Apple is not willing to weaken its hard-to-crack encryption protocols after being asked by a magistrate judge to build a weaker new version of its mobile operating system. This request comes from the FBI as an attempt to access the content of the iPhone used by one of the gunmen involved in the San Bernardino shooting. It has been argued that law enforcement officials wanted to use this high-profile act of terrorism as a way to create political pressure on Apple to comply with the FBI demands and set a dangerous precedent for future cases.
The context is as follows: the FBI requested Apple to make a new software product following specific FBI requirements whilst ensuring that criminal defendants would be able to exercise their constitutional rights to challenge the government’s legal claims as provided by the Federal Rules of Evidence (FRE). By requesting a new software product, the FBI was actually demanding the creation of intellectual property on the grounds of the Communications Assistance for Law Enforcement Act (CALEA) and the All Writs Act (AWA).

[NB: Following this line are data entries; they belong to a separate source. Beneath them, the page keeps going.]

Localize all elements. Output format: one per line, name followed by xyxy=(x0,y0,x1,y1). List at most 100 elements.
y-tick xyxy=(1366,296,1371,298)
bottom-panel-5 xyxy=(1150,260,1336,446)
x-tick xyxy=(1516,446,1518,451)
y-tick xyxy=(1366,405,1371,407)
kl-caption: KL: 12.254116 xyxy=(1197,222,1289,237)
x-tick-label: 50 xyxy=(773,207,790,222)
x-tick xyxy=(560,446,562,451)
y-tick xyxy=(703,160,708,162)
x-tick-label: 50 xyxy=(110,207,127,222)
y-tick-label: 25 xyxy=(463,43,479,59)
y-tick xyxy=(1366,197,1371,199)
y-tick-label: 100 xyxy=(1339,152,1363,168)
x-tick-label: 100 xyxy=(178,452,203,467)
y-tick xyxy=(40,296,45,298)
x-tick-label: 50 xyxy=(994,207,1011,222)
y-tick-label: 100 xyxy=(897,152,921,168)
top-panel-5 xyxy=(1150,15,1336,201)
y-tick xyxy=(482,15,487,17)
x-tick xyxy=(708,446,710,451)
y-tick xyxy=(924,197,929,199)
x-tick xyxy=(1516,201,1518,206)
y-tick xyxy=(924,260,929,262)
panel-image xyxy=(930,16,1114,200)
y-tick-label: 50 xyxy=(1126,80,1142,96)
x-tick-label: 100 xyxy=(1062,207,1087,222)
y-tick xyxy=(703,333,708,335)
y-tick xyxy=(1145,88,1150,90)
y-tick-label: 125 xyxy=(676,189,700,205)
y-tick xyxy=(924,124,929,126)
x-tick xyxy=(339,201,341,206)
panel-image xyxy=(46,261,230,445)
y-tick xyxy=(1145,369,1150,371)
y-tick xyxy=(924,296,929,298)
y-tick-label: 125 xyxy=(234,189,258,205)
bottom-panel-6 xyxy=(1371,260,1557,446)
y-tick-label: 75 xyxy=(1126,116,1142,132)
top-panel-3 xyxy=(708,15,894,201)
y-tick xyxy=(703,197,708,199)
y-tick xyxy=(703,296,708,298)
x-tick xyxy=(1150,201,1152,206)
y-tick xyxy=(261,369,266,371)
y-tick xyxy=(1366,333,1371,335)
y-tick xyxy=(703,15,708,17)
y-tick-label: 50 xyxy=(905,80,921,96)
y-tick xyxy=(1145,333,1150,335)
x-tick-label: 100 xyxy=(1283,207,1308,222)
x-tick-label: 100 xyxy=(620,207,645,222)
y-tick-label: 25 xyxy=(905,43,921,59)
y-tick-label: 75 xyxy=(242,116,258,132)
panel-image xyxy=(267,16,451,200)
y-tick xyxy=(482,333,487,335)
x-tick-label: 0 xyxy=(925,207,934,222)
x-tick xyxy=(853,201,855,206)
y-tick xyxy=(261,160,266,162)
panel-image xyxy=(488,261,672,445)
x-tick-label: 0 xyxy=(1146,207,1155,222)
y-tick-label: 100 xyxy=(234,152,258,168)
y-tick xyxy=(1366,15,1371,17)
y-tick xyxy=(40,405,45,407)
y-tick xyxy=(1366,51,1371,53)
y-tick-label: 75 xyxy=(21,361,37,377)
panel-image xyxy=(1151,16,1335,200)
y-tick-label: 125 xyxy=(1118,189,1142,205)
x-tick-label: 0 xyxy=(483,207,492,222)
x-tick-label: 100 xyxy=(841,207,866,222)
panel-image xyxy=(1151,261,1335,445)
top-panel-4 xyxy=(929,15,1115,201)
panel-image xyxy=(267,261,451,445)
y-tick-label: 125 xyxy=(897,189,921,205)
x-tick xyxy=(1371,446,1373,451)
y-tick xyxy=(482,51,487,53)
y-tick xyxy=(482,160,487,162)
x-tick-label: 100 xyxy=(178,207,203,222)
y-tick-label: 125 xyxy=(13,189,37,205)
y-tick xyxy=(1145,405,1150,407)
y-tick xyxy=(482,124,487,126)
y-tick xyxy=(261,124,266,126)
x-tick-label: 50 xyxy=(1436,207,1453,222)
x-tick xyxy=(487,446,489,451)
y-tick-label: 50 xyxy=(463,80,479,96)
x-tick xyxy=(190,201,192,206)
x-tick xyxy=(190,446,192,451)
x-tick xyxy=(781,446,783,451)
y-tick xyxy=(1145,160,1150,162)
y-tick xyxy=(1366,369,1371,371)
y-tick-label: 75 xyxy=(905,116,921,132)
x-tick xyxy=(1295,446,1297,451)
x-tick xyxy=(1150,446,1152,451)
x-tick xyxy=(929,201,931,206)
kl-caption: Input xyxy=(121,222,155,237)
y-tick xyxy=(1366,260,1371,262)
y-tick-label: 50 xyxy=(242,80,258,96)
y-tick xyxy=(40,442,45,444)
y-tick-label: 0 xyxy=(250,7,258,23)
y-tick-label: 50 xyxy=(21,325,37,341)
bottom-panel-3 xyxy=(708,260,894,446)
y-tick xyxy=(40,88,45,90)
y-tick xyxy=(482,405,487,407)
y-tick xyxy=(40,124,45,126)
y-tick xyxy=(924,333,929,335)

Luckily for Apple, CALEA only applies to telecommunications companies which mean that because Apple is considered an “information service”, CALEA rules did not apply.
AWA also does not allow the FBI to compel Apple to create new software, however, a broad interpretation of the AWA (a ‘stop-gap’ enacted in 1789!) may allow the government to administer its given legislative privileges. Accordingly, this stop-gap gives courts any relief that is not specially prohibited by existing law. So, if there is no law explicitly prohibiting Apple from being compelled to write code for the FBI, then the AWA gives courts the authority to force the company to do just that.
The main argument here is that the FBI has not underlying right to compel Apple to create new software products and this is why AWA may not necessary apply in this case.
Today we found out that Apple has won the appeal and the FBI has lost all venues for unlocking iPhones. It is hard to believe, however, that the computer scientists and hackers working within the National Security Agency (NSA) could not figure out how to crack a three-year-old iPhone, but it seem as if encryption really works.
This case has highlighted that governments seem to not know what they can or cannot ask tech companies to do to help with investigations. Again, clear guidelines are missing and in the main time Apple’s shares have gone up 20%.